En un revelador intercambio de liderazgo militar, el Brig. El general Eric Widmar, asesor principal del Estado Mayor Conjunto, brindó orientación importante al presidente del Estado Mayor Conjunto, general Dan Cain, sobre cómo los comandantes militares deben manejar las órdenes ilegales. El aviso se produce después de un incidente histórico en el que seis legisladores demócratas publicaron un vídeo instando a las tropas estadounidenses a ignorar las órdenes ilegales. Cain, a la luz del video y el escrutinio en curso de las operaciones militares, pidió claridad en la evaluación de la legalidad de las órdenes y una respuesta adecuada a los comandantes que enfrentan órdenes ilegales.

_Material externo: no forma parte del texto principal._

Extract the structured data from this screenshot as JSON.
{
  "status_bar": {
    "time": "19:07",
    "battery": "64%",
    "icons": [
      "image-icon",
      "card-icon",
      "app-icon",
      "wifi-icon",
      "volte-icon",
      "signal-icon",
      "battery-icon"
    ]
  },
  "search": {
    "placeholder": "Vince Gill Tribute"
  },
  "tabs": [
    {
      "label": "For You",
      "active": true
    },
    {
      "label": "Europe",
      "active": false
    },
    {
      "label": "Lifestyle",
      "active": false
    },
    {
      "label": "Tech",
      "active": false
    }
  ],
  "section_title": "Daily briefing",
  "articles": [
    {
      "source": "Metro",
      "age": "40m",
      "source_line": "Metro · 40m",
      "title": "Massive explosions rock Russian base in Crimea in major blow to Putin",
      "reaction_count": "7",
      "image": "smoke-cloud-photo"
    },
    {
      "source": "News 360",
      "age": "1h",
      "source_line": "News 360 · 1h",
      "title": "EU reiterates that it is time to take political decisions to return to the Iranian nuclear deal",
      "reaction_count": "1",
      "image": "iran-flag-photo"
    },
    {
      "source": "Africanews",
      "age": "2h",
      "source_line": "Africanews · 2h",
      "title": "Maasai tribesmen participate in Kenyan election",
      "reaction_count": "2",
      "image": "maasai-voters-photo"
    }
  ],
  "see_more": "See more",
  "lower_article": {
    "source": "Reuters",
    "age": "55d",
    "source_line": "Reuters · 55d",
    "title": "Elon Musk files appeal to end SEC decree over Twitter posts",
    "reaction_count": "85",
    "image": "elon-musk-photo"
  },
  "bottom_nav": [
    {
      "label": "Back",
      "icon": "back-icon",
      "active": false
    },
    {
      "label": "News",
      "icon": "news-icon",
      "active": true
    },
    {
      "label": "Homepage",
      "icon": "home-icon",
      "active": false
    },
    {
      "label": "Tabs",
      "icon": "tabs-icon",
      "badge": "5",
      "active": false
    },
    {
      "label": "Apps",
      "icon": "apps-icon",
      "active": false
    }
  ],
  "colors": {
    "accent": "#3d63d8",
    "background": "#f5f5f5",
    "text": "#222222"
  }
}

En casos de incertidumbre sobre la legalidad de la orden, Widmar aconsejó a Cain que los comandantes consultaran a sus asesores legales. Vidmar sugirió que si creen firmemente que una orden es ilegal, lo mejor es solicitar el retiro en lugar de renunciar en protesta pública, lo que podría interpretarse como una maniobra política.

El comentario subraya las crecientes tensiones y debates en los círculos militares sobre las operaciones antinarcóticos en curso dirigidas por el ejército estadounidense, particularmente en los teatros del Caribe y el Pacífico. Estas operaciones han sido criticadas por su legitimidad, en particular el controvertido ataque de “doble toque” que provocó víctimas civiles.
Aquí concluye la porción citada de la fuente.